George French, majority owner of Rocketplane and its two sibling companies — Rocketplane Kistler and Rocketplane Global — filed bankruptcy papers June 15 in U.S. Bankruptcy Court in his home state of Wisconsin for each of the three companies. He also filed for personal bankruptcy, listing $8 million in liabilities.
Rocketplane Global, the suborbital space tourism company, lists nearly $2.3 million in liabilities; Rocketplane Inc. and Rocketplane Kistler (RpK), the latter a launch services company seeking to build the reusable K-1 rocket, owe more than $3.6 million to an identical 18-page list of creditors.
Creditors that Rocketplane owes money include French himself — claiming $735,000 in deferred RpK salary — and several companies owned or once owned by French, including Orde Advertising, Space Explorers Inc. and GD French Investments. Other major creditors include MacDonald Dettwiler and Associates, a Richmond, British Columbia-based aerospace company that is owed $2.3 million, according to the bankruptcy filings.
RpK’s listed assets consist of the K-1 intellectual property — including designs and various patents — and $108,000 worth of unassembled flight hardware and other tooling and equipment. Rocketplane Global, which aimed to build an airplane-like spacecraft to carry five passengers into suborbital space, lists as its only assets four used General Electric F-85 jet engines located at a remanufacturing plant in Ontario. The engines, valued at $275,000 total, were previously pledged to a bank, according to the filing.
French’s largest listed asset is a $280,000 judgment against North Salt Lake, Utah-based IOSTAR Corp. for damages in a frivolous lawsuit. IOSTAR’s website, which contains no contact information, says the company “is ready to begin the production” of satellite-servicing “space tugs.” According to French’s bankruptcy filing, collecting the judgment may be difficult because IOSTAR’s principals have transferred all assets to other entities. French has petitioned the U.S. Bankruptcy Court in Utah to force IOSTAR’s liquidation, according to French’s filing.
French told Space News in a July 8 interview that he poured every penny he had into Rocketplane in order to try to keep the company afloat. “This is not a situation we’d like to be in,” he said.

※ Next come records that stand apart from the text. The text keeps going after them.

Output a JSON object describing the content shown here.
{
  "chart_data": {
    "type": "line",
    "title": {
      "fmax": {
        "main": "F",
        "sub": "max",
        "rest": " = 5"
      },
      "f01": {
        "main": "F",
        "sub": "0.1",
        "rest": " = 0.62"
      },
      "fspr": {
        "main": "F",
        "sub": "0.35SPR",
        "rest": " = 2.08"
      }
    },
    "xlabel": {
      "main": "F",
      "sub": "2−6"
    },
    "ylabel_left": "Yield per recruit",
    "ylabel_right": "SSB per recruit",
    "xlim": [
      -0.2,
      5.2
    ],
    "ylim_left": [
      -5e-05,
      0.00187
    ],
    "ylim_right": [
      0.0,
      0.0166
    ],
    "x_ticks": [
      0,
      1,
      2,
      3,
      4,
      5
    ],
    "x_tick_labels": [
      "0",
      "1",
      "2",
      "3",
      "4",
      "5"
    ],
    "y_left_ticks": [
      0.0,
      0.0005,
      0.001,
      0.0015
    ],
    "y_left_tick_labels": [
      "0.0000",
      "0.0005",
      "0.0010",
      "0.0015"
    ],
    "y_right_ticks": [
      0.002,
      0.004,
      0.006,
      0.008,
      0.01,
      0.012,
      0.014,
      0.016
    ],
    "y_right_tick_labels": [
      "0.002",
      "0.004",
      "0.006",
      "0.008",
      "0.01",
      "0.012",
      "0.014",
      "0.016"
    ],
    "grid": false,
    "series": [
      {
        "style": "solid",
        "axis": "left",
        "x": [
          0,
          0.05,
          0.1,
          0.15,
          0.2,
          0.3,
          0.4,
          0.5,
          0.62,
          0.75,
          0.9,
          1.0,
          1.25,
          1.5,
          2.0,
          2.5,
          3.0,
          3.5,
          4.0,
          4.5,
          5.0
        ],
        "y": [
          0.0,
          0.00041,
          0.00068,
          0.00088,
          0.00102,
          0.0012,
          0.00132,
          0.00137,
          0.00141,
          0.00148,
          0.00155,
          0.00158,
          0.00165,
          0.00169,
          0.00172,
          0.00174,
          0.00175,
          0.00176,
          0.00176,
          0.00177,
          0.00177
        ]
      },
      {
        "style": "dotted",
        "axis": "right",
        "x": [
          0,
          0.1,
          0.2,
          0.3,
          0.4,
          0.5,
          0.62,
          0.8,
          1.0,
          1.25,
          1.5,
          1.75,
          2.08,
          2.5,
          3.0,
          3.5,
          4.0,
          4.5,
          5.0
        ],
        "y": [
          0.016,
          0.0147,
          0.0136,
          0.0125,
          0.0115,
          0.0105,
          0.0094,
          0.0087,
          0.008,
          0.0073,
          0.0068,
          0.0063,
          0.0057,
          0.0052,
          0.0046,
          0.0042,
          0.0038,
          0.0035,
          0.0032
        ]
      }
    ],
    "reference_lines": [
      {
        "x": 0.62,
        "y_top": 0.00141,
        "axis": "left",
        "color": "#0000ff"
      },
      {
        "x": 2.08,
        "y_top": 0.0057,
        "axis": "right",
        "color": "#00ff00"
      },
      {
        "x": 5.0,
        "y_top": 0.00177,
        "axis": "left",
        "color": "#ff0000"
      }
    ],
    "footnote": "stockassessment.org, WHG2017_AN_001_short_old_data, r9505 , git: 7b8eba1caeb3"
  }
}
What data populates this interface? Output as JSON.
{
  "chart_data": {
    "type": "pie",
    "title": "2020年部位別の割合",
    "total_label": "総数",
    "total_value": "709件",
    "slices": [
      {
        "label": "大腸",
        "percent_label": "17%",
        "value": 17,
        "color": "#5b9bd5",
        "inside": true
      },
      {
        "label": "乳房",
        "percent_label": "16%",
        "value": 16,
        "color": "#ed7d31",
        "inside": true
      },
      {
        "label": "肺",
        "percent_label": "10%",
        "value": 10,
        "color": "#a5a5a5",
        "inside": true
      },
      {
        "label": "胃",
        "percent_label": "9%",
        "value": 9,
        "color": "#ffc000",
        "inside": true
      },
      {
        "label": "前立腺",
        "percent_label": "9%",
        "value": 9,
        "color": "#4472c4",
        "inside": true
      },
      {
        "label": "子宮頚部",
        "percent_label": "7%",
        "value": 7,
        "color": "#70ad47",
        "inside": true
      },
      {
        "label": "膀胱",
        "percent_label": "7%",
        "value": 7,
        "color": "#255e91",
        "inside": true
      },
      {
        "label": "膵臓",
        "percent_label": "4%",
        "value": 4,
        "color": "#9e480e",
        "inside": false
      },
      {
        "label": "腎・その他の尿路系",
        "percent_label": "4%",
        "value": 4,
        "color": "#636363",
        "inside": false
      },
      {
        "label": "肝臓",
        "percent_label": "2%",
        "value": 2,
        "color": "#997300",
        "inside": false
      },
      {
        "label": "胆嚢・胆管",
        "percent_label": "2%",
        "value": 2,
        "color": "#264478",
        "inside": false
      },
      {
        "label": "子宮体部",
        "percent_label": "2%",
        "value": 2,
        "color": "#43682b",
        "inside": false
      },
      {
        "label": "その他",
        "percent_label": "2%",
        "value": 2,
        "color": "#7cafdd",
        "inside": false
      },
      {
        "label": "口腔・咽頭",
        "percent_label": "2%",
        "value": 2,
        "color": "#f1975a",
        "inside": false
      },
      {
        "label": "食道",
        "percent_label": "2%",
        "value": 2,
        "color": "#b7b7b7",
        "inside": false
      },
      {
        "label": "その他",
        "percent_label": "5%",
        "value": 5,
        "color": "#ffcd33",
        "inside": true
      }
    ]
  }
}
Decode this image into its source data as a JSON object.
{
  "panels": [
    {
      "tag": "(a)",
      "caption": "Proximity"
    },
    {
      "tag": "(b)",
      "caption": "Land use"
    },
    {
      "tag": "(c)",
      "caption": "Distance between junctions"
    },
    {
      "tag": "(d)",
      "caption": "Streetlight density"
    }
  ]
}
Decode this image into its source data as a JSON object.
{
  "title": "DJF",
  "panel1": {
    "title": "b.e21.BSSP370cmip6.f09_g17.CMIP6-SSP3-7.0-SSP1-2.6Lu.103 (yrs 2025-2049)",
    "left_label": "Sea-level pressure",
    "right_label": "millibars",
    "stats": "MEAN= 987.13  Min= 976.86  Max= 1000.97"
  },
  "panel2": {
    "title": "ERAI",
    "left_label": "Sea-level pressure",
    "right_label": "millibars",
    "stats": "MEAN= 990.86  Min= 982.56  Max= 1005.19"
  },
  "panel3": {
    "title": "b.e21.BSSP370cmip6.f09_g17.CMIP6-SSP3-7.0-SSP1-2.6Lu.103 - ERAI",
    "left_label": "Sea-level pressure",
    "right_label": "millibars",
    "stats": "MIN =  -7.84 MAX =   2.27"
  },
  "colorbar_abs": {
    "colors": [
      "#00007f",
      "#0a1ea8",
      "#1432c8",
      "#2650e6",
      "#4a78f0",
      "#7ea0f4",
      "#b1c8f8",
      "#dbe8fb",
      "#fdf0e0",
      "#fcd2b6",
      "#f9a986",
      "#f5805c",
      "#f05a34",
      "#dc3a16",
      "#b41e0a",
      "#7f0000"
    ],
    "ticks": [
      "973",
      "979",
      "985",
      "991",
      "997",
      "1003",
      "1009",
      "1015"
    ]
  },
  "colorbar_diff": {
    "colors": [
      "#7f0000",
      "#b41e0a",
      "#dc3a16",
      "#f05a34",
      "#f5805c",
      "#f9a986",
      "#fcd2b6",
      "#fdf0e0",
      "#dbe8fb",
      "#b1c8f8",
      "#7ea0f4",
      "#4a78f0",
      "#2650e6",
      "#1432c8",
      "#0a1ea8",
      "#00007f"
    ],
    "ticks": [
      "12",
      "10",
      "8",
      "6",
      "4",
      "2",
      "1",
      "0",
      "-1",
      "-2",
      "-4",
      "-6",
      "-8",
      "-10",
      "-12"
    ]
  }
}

The 65-year-old entrepreneur no longer owns the billboard business that allowed him to invest in rockets in the first place. French said he sold Orde Advertising in 2005 and put the proceeds in Rocketplane.
In early 2006, French bought Kirkland, Wash.-based Kistler Aerospace just as that recently bankrupt company, which was developing the K-1 reusable rocket, was preparing to submit a proposal for NASA’s Commercial Orbital Transportation Services (COTS) program. The newly formed RpK was chosen later that year to receive $207 million to help complete the K-1 and demonstrate the rocket’s ability to deliver cargo to the international space station.
RpK, however, failed to raise the large sums of private capital needed for the project, prompting NASA to rescind its COTS award in late 2007. The space agency held a new competition for the unspent money, selecting Dulles, Va.-based Orbital Sciences Corp. in early 2008 to develop the Taurus 2 rocket and Cygnus cargo tug with the help of $178 million in COTS funding.
As RpK fell on hard times, two high-profile space industry executives hired in 2004 to lead Kistler Aerospace out of bankruptcy — former Boeing Satellite Systems President Randy Brinkley and Wilbur Trafton, former president of the Sea Launch venture — resigned and are now suing French and RpK for breach of contract. Their pending lawsuits account for roughly $2 million of the liabilities claimed by French and Rocketplane.
According to a pretrial report lawyers for Brinkley and Trafton filed May 27 in the U.S. District Court for the Eastern District of Wisconsin, the two are seeking twice the amount of unpaid salary, accrued but unused vacation and severance pay they say French refused to pay after they resigned in late 2007. French has argued he was unable to pay them, according to the pretrial report.
French declined to discuss the lawsuits, and Brinkley and Trafton did not respond to requests for comment.
Meanwhile, French said he has not given up on seeing the K-1, which was designed by former NASA Apollo engineers, fly someday, even if it happens without his involvement.
“The patents and technology and engineering of the K-1 vehicle are still the best in the world, and I hope that an opportunity for it comes out of this process,” French said.
Debra Facktor Lepore, an aerospace consultant who worked for Kistler Aerospace from 1997 to 2005, said she would not be surprised to see somebody buy the K-1 intellectual property, if only to hold it in reserve.
“The question is could somebody execute on that particular design,” she said, “or maybe the practical thing is to probably evolve it in some ways” to take advantage of technological advances made in the last 10 years.